The Major League Baseball Players Association formally appealed Alex Rodriguez’s 211-game suspension on Wednesday, sending the case to an independent arbitrator.
Union spokesman Greg Bouris confirmed the appeal and said the players’ association had no further comment.
Rodriguez, who was back at third base and batting third for the New York Yankees against the Chicago White Sox on Wednesday night, said he had “no reaction” to the filing of the grievance.
Photo: Reuters
“I don’t think any of us thought it was going to be any different,” Yankees manager Joe Girardi said. “As far as having a reaction, it’s kind of what I expected. It’s part of the process that was negotiated between MLB and the players’ association and you let it play out. I expect him to play a lot. We need him to help us.”
Major League Baseball declined comment.
Rodriguez was suspended through next season on Monday when the league penalized 13 players following an investigation into Biogenesis of America, an anti-aging clinic accused of distributing performance-enhancing drugs.
The other 12 players accepted 50-game suspensions, but Rodriguez said he planned to fight. Union head Michael Weiner said the punishment for the slugger was “way out of line.”

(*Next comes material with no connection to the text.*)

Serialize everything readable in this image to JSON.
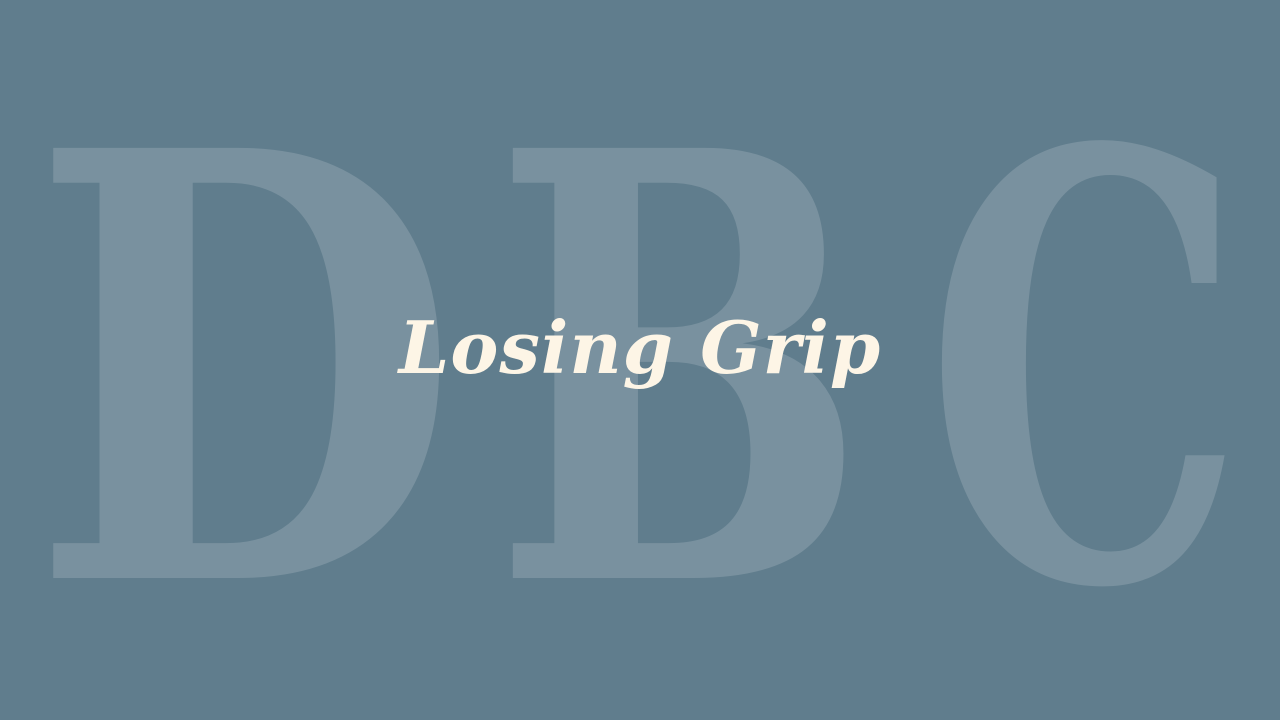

Rodriguez’s punishment was scheduled to begin yesterday, but he is allowed to keep playing until the grievance is heard by arbitrator Fredric Horowitz. He is not expected to rule until November or December at the earliest.
Coming back from hip surgery in January, Rodriguez played his first game of the season on Monday night in the series opener at Chicago. The three-time AL MVP singled in his first at-bat and was 2 for 6 with a walk in his first two games.
The Yankees were off yesterday, but are due to open a three-game series against AL Central-leading Detroit on tonight in New York. It will be the first home game for Rodriguez since the suspension was announced.
“I am curious what it’s going to be like Friday,” Girardi said. “I’m not sure. And I don’t really know what the appropriate response is. I don’t think it’s my right to tell people how to respond certain situations.”
Rodriguez is the majors’ active leader with 647 career homers. He helped the Yankees win the 2009 World Series, batting .365 with six homers and 18 RBIs in the postseason that year.
In an interview on MLB Network Radio on Sirius XM, former teammate Johnny Damon said on Wednesday that title would be diminished if Rodriguez used performance-enhancing drugs during the playoff run.
“I really haven’t gotten to think that far, but if that’s how he was able to hit in the postseason, like he did that year, then yeah, absolutely,” said Damon, who has been friends with Rodriguez since they were teenagers. “Then you start going and saying, ‘Well, was anybody on their team cheating?’”
“There’s just so many different factors that determine if a team wins, and A-Rod was a huge determining factor,” he said.
Asked about Damon’s comments, Rodriguez said he had not seen what he had said.
“I talk to Johnny all the time so no disappointment whatsoever,” Rodriguez said.